9. Do the Processing of the Nonlinear Lum image

• Apply the CT to get a nice starting contrast.

• Create a Lum_mask by dragging the lum image and making a copy.

• Then use CT to boost the contrast on the lum_mask

• Apply the Lum_Mask and then apply LHE with scale of 90, contrast limit of 2.0, Amount of 0.15, and an 8-bit histogram

• With the Lum_Mask still in place, apply LHE with scale of 300, contrast limit of 2.0, Amount of 0.10, and an 10-bit histogram

• Do an MLT sharpen with the Lum mask in place (see panel screen snap for parameters)

• Run DarkStructureEnhance Script with default parameters and no mask.

• Do an NXT with the V3 parameters shown in the panel snapshot below.

• Do a final CT to darken the image in preparation for combining with the RGB imag.e

10. Complete the Processing of the RGB Starless Image

• Apply CT to adjust contrast and saturation.

• Apply the lum_mask and then apply LHE with a scale of 100, a contrast limit of 2.0, an Amount of 0.18, and an 8-bit histogram.

• Run ColorSaturation with the curve shown in the panel snap below.

• Use NXT V3 to lower noise.
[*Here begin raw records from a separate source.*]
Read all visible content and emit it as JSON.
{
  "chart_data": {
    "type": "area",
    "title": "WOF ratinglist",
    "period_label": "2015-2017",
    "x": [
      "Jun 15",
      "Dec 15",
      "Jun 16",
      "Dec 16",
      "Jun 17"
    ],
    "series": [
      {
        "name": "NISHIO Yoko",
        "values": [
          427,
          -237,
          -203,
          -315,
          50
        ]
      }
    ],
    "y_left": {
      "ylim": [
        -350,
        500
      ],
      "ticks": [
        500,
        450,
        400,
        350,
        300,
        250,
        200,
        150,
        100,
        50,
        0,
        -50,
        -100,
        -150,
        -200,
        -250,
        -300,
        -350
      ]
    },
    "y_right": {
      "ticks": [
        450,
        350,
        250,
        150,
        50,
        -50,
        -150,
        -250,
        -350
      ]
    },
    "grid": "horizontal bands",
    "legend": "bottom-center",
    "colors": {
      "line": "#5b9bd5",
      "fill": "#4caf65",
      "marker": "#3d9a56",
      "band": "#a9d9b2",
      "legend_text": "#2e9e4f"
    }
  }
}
See the panel shot for the parameters used.

• Apply CT to tweak the tonescale

• Using ChannelCombination in CIE Lab mode and just enabling the L layer. Use this to field the Lum image into the RGB Image

11. Combine the RGB Starless with the RGB Stars Image

• Use the ScreenStars script to add the RGB Stars back in

14. Export the Image to Photoshop for Polishing

• I am pretty happy with the image and ready to polish it in Photoshop.

• Save the image as a TIFF 16-bit unsigned and move to Photoshop

• Make final global adjustments with Clarify, Curves, and the Color Mixer

• Select some feature areas with a lasso with a 100-pixel feather, and use clarity to tweak selected detail areas.

• I did the final rotate and crop operation.

• Added Watermarks

• Export Clear, Watermarked, and Web-sized jpegs.